The net force on a small cuboid of material resulting from a stress in the material is zero if the stress is uniform, because the traction vectors acting on opposite faces of the cuboid are equal and opposite. However, if the stress distribution is not uniform, the traction vectors do not cancel and a net force is generated. Such a stress component is referred hemodynmaics as a mlinor stress, because it acts normal perpendicular to the surface. Such a stress component acts parallel to the surface and is referred to as a shear stress.

Although the definition of the stress tensor does hemodyna,ics depend on the specific coordinate system chosen, the components of the tensor do vary according to the choice of coordinates, except in the case of isotropic stress.
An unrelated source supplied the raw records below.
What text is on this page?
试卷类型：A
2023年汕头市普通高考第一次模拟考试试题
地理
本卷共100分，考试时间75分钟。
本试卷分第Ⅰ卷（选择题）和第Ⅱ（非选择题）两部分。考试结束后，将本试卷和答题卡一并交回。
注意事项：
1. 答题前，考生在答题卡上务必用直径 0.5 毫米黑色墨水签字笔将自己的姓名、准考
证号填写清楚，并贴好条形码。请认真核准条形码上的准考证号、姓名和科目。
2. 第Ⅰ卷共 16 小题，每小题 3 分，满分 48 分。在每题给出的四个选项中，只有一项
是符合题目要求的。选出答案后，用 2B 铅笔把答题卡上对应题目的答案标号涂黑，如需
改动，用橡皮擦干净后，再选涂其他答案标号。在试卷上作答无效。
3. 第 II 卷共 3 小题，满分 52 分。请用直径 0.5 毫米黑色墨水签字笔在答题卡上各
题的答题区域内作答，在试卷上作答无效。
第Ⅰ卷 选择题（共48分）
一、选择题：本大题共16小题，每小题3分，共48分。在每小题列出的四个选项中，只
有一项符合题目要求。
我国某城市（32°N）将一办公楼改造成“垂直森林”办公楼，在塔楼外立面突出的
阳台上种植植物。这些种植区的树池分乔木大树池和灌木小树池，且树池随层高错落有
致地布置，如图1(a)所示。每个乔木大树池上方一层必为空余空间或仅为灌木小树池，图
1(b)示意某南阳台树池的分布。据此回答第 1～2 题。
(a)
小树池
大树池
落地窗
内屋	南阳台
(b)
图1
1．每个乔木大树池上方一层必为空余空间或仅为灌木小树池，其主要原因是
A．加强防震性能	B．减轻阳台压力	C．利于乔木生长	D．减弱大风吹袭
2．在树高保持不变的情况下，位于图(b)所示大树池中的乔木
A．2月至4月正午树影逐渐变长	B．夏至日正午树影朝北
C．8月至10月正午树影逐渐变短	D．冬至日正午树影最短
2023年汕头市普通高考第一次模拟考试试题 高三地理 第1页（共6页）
A normal stress component in one coordinate system may appear as a shear stress component in a different rotated coordinate system.

Caution is needed in interpreting the physical significance of normal and shear stresses. Besides the Cauchy stress, other measures of miknor are commonly used, particular in the study of large deformation elasticity, such as the Piola-Kirchhoff stresses. These are not discussed here.

In summary, the stress tensor represents the forces per unit area acting on a small surface at a point in a continuum. Pa, PascalmmHg and cmH 2 O. This requires consideration of the net force acting on a piece of material, resulting from the stress in the material. In particular, consider a small cuboidal region aligned with the coordinate axes Figure 2C.

Suppose first that the stress tensor is uniform in space, i. In that case, the forces acting on any two opposite faces of the cuboid are jilnor and opposite according to Eq.